# Old School Battery Advice



## Dyno (Jan 26, 2009)

Hello, Im usually over in the slot car forum, but used to be into RC in the 80s.

I bought two complete RC10s with radios at a flea market today and the battery packs are shot. Should I buy a regular Nimh battery or can I use a Lipo battery.

One car seems to have a stock motor and one is a Reedy Mr. F.

I havent messed with RC since maybe 90 and Ive been looking at the modern stuff and realize a lot has changed. 

I saw the cars, and the parts they had in them along with all the extras, and the kid in me jumped at the opportunity. Both cars run, but the packs dont really hold a charge. Any advice would be great.

Thanks,
Dyno


----------



## edward 2 (Oct 6, 2010)

if your not going to race , just get some low cost 1700 nicd or 3300 nimhs.
how many turns is a MR T motor?
what kind of esc do they have?


----------



## Dyno (Jan 26, 2009)

Thanks for the response,

I dont know much about the Reedy Motor.

One car is a gold pan with the original box and 1984 dated paperwork. The speed control is an Electronic Futaba MC112 B and the receiver is a Futaba FR R2H, it has aluminum rims and foam tires. It has a rear sway bar and is set up for oval track racing with a mid 80s Camaro body.

The Black pan car has a Futaba MC111B electronic speed control and a Futaba FR R2H receiver. This car also has different aluminum rims with foam tires, a sway bar and is set up for oval track racing with a Grand am or Grand Prix body. Both cars have a Futaba Magnum Junior transmitters, model number FPT2PKA.

One of the cars had a 6 cell battery and the other a 7, I think the Reedy motor car had the 7 cell.

Have any ideas on the value of all this stuff? The original box has a few sets of wheels and tires, shocks, assorted springs, a servo, stickers, assorted small parts. I will add some pictures if I can.

Thanks again


----------



## reggie's dad (Sep 14, 2006)

*Jump to*

Jump to rc10talk.com for all your questions except value, Those guys are so in tune that they can probably tell you who packed the kits in the box. They also are tough on buy/sell/trade, you have to make 25 intelligent/relevent posts before you talk $. I'll tell you this, if you bought this cheap and want to get rid of it you'll come out ahead as having the 1984 box/paperwork is a plus...:dude:


----------



## Dyno (Jan 26, 2009)

Thank you for the info.
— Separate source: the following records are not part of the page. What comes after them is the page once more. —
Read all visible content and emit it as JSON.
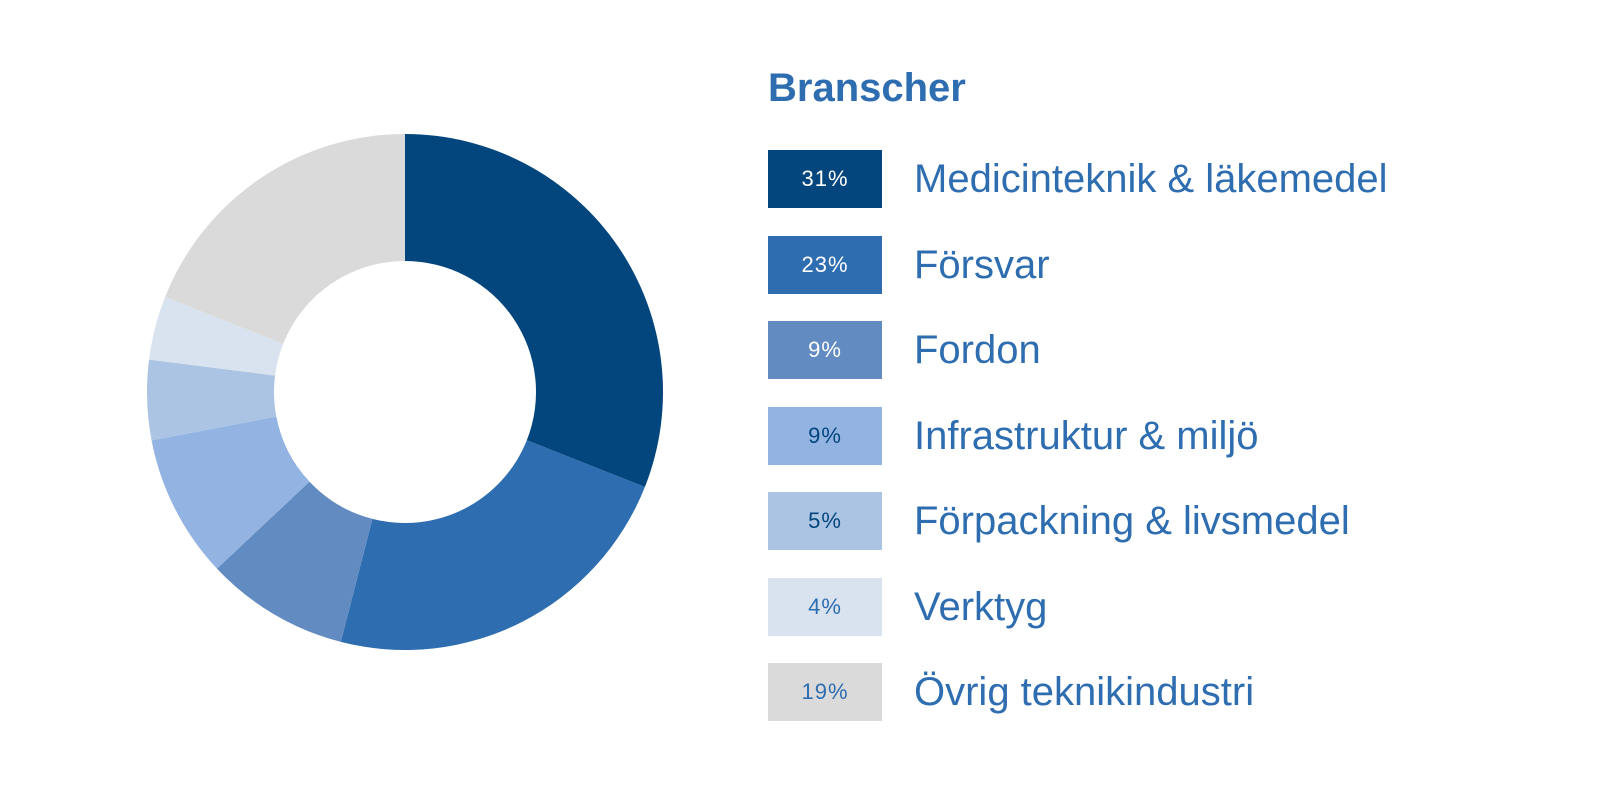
{
  "chart_data": {
    "type": "pie",
    "title": "Branscher",
    "categories": [
      "Medicinteknik & läkemedel",
      "Försvar",
      "Fordon",
      "Infrastruktur & miljö",
      "Förpackning & livsmedel",
      "Verktyg",
      "Övrig teknikindustri"
    ],
    "values": [
      31,
      23,
      9,
      9,
      5,
      4,
      19
    ],
    "value_labels": [
      "31%",
      "23%",
      "9%",
      "9%",
      "5%",
      "4%",
      "19%"
    ],
    "colors": [
      "#03457d",
      "#2e6db0",
      "#628bc1",
      "#93b4e2",
      "#abc4e4",
      "#d9e3ef",
      "#dadada"
    ],
    "label_colors": [
      "#ffffff",
      "#ffffff",
      "#ffffff",
      "#03457d",
      "#03457d",
      "#2e6db0",
      "#2e6db0"
    ],
    "legend_position": "right",
    "hole": true
  }
}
I feel like I got the lot for cheap, but one mans cheap can be outrageous to someone else. I was thinking about selling one and keeping the other.


----------



## hobbyten (Apr 5, 2004)

Dyno said:


> Thank you for the info. I feel like I got the lot for cheap, but one mans cheap can be outrageous to someone else. I was thinking about selling one and keeping the other.
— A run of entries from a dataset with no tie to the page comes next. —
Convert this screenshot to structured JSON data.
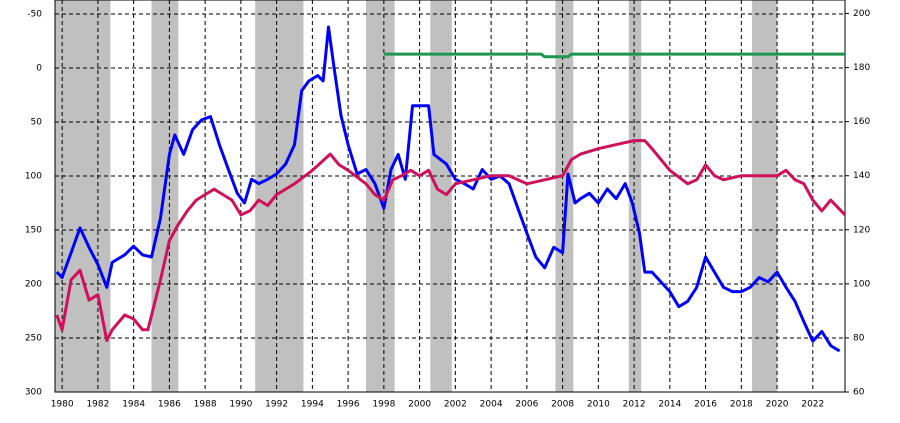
{
  "chart_data": {
    "type": "line",
    "xlim": [
      1979.6,
      2023.8
    ],
    "xticks": [
      1980,
      1982,
      1984,
      1986,
      1988,
      1990,
      1992,
      1994,
      1996,
      1998,
      2000,
      2002,
      2004,
      2006,
      2008,
      2010,
      2012,
      2014,
      2016,
      2018,
      2020,
      2022
    ],
    "ylim": [
      -63,
      300
    ],
    "y_inverted": true,
    "yticks": [
      -50,
      0,
      50,
      100,
      150,
      200,
      250,
      300
    ],
    "y2lim": [
      60,
      205
    ],
    "y2ticks": [
      60,
      80,
      100,
      120,
      140,
      160,
      180,
      200
    ],
    "grid": true,
    "shade_color": "#c0c0c0",
    "shaded_ranges": [
      [
        1979.6,
        1982.7
      ],
      [
        1985.0,
        1986.5
      ],
      [
        1990.8,
        1993.5
      ],
      [
        1997.0,
        1998.6
      ],
      [
        2000.6,
        2001.8
      ],
      [
        2007.6,
        2008.6
      ],
      [
        2011.7,
        2012.4
      ],
      [
        2018.6,
        2020.0
      ]
    ],
    "series": [
      {
        "color": "#0000ff",
        "axis": "y",
        "x": [
          1979.7,
          1980.0,
          1980.5,
          1981.0,
          1981.5,
          1982.0,
          1982.5,
          1982.8,
          1983.5,
          1984.0,
          1984.5,
          1985.0,
          1985.5,
          1986.0,
          1986.3,
          1986.8,
          1987.3,
          1987.8,
          1988.3,
          1988.8,
          1989.3,
          1989.8,
          1990.2,
          1990.6,
          1991.0,
          1991.5,
          1992.0,
          1992.5,
          1993.0,
          1993.4,
          1993.8,
          1994.3,
          1994.6,
          1994.9,
          1995.2,
          1995.6,
          1996.0,
          1996.5,
          1997.0,
          1997.5,
          1998.0,
          1998.4,
          1998.8,
          1999.2,
          1999.6,
          2000.0,
          2000.5,
          2000.8,
          2001.5,
          2002.0,
          2002.5,
          2003.0,
          2003.5,
          2004.0,
          2004.5,
          2005.0,
          2005.5,
          2006.0,
          2006.5,
          2007.0,
          2007.5,
          2008.0,
          2008.3,
          2008.7,
          2009.0,
          2009.5,
          2010.0,
          2010.5,
          2011.0,
          2011.5,
          2011.9,
          2012.3,
          2012.6,
          2013.0,
          2013.5,
          2014.0,
          2014.5,
          2015.0,
          2015.5,
          2016.0,
          2016.5,
          2017.0,
          2017.5,
          2018.0,
          2018.5,
          2019.0,
          2019.5,
          2020.0,
          2020.5,
          2021.0,
          2021.5,
          2022.0,
          2022.5,
          2023.0,
          2023.5
        ],
        "values": [
          189,
          194,
          171,
          148,
          166,
          182,
          203,
          180,
          173,
          165,
          173,
          175,
          139,
          80,
          62,
          80,
          57,
          48,
          45,
          71,
          94,
          116,
          125,
          103,
          107,
          103,
          98,
          89,
          71,
          21,
          12,
          7,
          12,
          -38,
          -2,
          44,
          71,
          98,
          94,
          107,
          130,
          94,
          80,
          103,
          35,
          35,
          35,
          80,
          89,
          103,
          107,
          112,
          94,
          103,
          100,
          107,
          130,
          153,
          175,
          185,
          166,
          171,
          98,
          125,
          121,
          116,
          125,
          112,
          121,
          107,
          125,
          153,
          189,
          189,
          198,
          207,
          221,
          216,
          203,
          175,
          189,
          203,
          207,
          207,
          203,
          194,
          198,
          189,
          203,
          216,
          235,
          253,
          244,
          257,
          262
        ]
      },
      {
        "color": "#d0105a",
        "axis": "y2",
        "x": [
          1979.7,
          1980.0,
          1980.5,
          1981.0,
          1981.5,
          1982.0,
          1982.5,
          1982.8,
          1983.5,
          1984.0,
          1984.5,
          1984.8,
          1985.5,
          1986.0,
          1986.5,
          1987.0,
          1987.5,
          1988.0,
          1988.5,
          1989.0,
          1989.5,
          1990.0,
          1990.5,
          1991.0,
          1991.5,
          1992.0,
          1993.0,
          1994.0,
          1995.0,
          1995.5,
          1996.0,
          1997.0,
          1997.5,
          1998.0,
          1998.5,
          1999.0,
          1999.5,
          2000.0,
          2000.5,
          2001.0,
          2001.5,
          2002.0,
          2003.0,
          2004.0,
          2005.0,
          2006.0,
          2007.0,
          2008.0,
          2008.5,
          2009.0,
          2010.0,
          2011.0,
          2012.0,
          2012.6,
          2013.0,
          2013.5,
          2014.0,
          2015.0,
          2015.5,
          2016.0,
          2016.5,
          2017.0,
          2018.0,
          2019.0,
          2020.0,
          2020.5,
          2021.0,
          2021.5,
          2022.0,
          2022.5,
          2023.0,
          2023.8
        ],
        "values": [
          88.5,
          83,
          101.5,
          105,
          94,
          96,
          79,
          83,
          88.5,
          87,
          83,
          83,
          101.5,
          116,
          122,
          127,
          131,
          133,
          135,
          133,
          131,
          125.5,
          127,
          131,
          129,
          133,
          137,
          142,
          148,
          144,
          142,
          137,
          133,
          131,
          138.5,
          140,
          142,
          140,
          142,
          135,
          133,
          137,
          138.5,
          140,
          140,
          137,
          138.5,
          140,
          146,
          148,
          150,
          151.5,
          153,
          153,
          150,
          146,
          142,
          137,
          138.5,
          144,
          140,
          138.5,
          140,
          140,
          140,
          142,
          138.5,
          137,
          131,
          127,
          131,
          125.5
        ]
      },
      {
        "color": "#1e9650",
        "axis": "y2",
        "x": [
          1998.0,
          2006.8,
          2007.0,
          2008.3,
          2008.5,
          2023.8
        ],
        "values": [
          185,
          185,
          184,
          184,
          185,
          185
        ]
      }
    ]
  }
}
You could use a lipo as well you just won't have a cutoff unless you get a an in line cutoff. The lipos last a lot longer than nihms.


----------



## Harold Sage (Apr 6, 2008)

Hey Dyno
Those are two cool old school rc10's, value of them depends on who's looking to buy them. Your probably better off keeping them and updating the electronic's. The only reason I say update the electronics is because they may or may not be able to handle the power of a new battery, especially if you do you Lipo's. and the second reason to update is the radio's that are in them still use the crystal technology, which was very good in it's time but is sadly out-dated now. Nothings worse then seeing your new rc going out of control because somebody else is on that frequency. Chasing the car down the block just to see it Crash into a curb at full speed is no fun.


----------



## Dyno (Jan 26, 2009)

hobbyten said:


> You could use a lipo as well you just won't have a cutoff unless you get a an in line cutoff. The lipos last a lot longer than nihms.
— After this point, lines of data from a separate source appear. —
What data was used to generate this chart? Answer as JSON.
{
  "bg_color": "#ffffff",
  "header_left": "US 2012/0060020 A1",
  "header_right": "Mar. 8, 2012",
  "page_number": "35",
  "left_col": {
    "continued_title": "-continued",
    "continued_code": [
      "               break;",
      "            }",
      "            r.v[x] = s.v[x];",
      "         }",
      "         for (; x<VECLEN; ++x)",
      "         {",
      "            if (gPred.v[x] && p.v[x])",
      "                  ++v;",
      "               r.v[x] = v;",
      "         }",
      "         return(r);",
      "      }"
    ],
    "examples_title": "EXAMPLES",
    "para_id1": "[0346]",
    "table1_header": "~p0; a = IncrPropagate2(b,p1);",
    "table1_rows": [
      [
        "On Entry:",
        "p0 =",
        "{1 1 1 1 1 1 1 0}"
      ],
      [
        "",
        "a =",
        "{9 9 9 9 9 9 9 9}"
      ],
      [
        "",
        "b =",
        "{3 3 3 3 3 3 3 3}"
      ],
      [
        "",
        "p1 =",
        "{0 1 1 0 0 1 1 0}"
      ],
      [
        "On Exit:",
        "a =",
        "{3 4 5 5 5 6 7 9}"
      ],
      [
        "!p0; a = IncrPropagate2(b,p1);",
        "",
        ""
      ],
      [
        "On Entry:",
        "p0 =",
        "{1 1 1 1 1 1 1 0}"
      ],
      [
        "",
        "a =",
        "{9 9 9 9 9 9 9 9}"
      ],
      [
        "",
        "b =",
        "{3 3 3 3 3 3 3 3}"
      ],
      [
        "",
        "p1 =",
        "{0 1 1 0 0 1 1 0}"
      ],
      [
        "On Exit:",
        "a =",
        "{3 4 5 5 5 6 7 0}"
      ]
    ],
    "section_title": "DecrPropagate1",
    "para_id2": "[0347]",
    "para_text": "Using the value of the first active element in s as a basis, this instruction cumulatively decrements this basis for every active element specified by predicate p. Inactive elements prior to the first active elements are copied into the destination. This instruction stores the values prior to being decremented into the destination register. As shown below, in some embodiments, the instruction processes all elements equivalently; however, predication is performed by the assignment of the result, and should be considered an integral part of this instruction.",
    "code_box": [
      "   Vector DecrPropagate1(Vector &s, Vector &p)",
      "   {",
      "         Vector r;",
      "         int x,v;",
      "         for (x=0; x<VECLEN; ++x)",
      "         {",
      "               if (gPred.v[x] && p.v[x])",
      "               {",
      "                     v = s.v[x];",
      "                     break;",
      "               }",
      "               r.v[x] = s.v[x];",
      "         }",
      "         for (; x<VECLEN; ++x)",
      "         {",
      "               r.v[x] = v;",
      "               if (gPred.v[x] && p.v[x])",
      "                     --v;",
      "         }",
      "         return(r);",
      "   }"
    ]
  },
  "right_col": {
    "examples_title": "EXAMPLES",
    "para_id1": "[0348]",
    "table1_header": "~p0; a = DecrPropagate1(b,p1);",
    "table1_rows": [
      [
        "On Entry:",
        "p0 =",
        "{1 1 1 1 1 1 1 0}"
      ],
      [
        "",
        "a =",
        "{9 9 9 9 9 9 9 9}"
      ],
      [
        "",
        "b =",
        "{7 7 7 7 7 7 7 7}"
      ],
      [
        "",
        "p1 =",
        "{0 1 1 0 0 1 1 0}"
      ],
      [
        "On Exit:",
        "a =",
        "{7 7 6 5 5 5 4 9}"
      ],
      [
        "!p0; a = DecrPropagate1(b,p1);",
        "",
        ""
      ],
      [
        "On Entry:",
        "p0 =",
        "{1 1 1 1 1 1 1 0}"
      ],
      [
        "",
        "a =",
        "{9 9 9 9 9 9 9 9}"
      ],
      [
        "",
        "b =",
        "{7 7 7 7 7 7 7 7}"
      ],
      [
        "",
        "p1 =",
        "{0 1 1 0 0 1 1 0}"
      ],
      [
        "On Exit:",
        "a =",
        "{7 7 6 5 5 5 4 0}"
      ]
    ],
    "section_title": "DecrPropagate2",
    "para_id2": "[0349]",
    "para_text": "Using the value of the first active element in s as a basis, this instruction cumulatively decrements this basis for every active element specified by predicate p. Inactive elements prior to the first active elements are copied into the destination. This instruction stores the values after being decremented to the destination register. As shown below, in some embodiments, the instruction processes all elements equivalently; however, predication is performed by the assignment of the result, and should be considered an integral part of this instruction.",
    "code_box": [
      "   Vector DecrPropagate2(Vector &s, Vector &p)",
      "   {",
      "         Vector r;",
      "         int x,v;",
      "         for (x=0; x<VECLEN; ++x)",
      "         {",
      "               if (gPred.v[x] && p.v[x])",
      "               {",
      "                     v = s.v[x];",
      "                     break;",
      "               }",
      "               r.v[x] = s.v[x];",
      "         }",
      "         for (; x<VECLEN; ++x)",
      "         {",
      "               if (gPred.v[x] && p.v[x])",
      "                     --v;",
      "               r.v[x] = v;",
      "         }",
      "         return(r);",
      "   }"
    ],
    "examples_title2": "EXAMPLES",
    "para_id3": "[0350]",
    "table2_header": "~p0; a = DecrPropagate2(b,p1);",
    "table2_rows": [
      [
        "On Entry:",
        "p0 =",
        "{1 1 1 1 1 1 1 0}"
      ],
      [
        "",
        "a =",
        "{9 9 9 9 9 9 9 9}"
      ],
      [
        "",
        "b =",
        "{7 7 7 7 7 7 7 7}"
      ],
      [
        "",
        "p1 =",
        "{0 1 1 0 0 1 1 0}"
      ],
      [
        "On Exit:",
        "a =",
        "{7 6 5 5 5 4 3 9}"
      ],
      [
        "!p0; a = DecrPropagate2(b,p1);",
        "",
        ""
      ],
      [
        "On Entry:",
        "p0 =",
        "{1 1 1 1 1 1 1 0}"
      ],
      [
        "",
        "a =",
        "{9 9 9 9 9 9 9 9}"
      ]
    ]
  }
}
Excuse my ignorance, but what is the cutoff for?


----------



## Harold Sage (Apr 6, 2008)

Cutoff is so you don't drain a Lipo of all it's power. Unlike a regular battery you can only drain a Lipo so far. The technology is totally different then the old school batteries. Although you didn't want to totally drain the old school's either for fear of reversing a cell. If you do start using Lipo's go to the manafacture's web site and read all the spec's on how to charge and usage.
Here's a story that will help you out understand Lipo Technology.- http://www.rchelicopterfun.com/rc-lipo-batteries.html


----------



## Dyno (Jan 26, 2009)

Cool, I will check that out. I will be going to the hobby shop tonight to see what they have over there.
Thanks again


----------